V.i: Seberto and Curio have not only not found Alinda, but have now lost Alphonso, to their distress. They resolve to keep searching till they reach Segovia. V.ii: Meanwhile, Juletta, who has found Alinda, reassures her that she will continue to be true to her interests. Juletta persuades Alinda to take off the fool's clothing as Roderigo and others now know of her disguise. She reports that Roderigo, dressed as a pilgrim, is now in company with the other pilgrim (Pedro), and Alinda wants to find them, convinced Roderigo is going to betray Pedro. V.iii: Elsewhere, the governor of Segovia and citizens prepare for tomorrow's celebration of the king's birthday and marriage. A citizen warns the governor that Roderigo and his outlaws are still afoot, and the governor says the king has commissioned him to deal with the problem: "You shall not be long vex'd." The governor and his official Verdugo comment on the unfortunate state of Roderigo, who did valiant service once for the king, and Pedro, whom the king and court think must be dead.
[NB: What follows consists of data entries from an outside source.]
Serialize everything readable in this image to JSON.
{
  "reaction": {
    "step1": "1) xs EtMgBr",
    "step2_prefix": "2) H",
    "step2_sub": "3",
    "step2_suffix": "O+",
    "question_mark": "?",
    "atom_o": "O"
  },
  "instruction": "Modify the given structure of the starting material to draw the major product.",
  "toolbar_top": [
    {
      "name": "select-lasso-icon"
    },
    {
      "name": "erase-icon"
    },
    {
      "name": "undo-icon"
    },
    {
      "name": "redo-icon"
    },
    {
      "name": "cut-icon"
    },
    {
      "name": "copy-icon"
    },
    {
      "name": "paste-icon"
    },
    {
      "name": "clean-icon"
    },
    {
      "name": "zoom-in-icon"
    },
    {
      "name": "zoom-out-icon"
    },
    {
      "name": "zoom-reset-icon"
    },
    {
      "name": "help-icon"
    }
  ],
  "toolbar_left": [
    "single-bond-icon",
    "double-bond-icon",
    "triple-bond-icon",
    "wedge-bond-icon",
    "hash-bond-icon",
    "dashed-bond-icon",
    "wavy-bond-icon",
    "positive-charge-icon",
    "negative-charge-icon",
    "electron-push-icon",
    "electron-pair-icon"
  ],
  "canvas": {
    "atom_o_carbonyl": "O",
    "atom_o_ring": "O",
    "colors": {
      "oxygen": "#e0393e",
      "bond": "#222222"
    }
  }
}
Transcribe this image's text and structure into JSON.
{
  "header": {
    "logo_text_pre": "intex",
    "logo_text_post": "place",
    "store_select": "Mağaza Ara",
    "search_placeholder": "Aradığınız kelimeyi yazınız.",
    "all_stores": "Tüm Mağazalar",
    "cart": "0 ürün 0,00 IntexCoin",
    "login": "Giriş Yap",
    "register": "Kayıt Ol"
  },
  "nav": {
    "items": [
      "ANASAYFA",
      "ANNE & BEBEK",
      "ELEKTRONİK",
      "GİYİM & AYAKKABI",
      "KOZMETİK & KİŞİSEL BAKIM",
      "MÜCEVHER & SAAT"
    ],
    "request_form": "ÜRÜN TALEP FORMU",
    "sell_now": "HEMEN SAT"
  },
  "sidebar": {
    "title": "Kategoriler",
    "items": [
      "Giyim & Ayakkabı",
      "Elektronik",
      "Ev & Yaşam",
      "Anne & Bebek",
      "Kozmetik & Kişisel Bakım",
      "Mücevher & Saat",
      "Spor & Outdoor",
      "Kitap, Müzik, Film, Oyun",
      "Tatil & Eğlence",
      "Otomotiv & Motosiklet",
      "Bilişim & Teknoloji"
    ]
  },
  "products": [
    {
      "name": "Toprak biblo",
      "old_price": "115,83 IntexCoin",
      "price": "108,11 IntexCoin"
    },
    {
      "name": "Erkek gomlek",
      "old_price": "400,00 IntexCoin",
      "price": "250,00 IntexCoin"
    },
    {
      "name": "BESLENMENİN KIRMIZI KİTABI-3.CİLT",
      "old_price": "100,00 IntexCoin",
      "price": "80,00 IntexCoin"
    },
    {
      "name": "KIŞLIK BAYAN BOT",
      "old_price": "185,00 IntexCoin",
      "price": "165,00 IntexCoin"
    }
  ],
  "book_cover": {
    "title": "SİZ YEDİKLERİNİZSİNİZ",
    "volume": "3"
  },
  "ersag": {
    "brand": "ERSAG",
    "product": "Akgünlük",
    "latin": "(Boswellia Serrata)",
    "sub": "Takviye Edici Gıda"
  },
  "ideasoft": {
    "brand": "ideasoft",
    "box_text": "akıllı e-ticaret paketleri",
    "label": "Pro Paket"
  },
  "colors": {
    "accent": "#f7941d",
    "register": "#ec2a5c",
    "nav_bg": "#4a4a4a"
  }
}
V.iv: In the woods, Roderigo tries to convince Pedro to rest a while, but Pedro cannot: "I have those watches here admit no slumbers." They hear music and birdsong which they pause to listen to. Alinda and Juletta enter disguised as old women, and the men take them to be soothsayers. They prophesy that Pedro and Roderigo must go to Segovia and offer religious gifts and prayers, Pedro to gain his suit and Roderigo to repent of his outlaw ways. When the women are gone, Roderigo resolves to throw himself on the king's mercy. Both head for Segovia.

V.v: At the madhouse, Seberto and Curio convince the master that the Duke did not request that Alphonso be committed. They plan to go to "the holy temple" and "there pay our duties" with the freed old man. V.vi: At the cathedral, a solemn ceremony honoring the king is taking place, led by the governor. Pedro and Roderigo enter and kneel at the altar, then Alphonso attended by his two friends does likewise. No longer disguised, Alinda and Juletta enter, to the others' amazement. After they pay their vows, Pedro and Alinda unite, Alphonso is reconciled to the match, and the women's various previous disguises are revealed. The governor also promises to use his influence to get the king to pardon Roderigo and his men. The cantankerous Alphonso has the last word: since a wedding is coming, "Give me some rosemary" — a traditional symbol of fidelity and love — "and let's be going."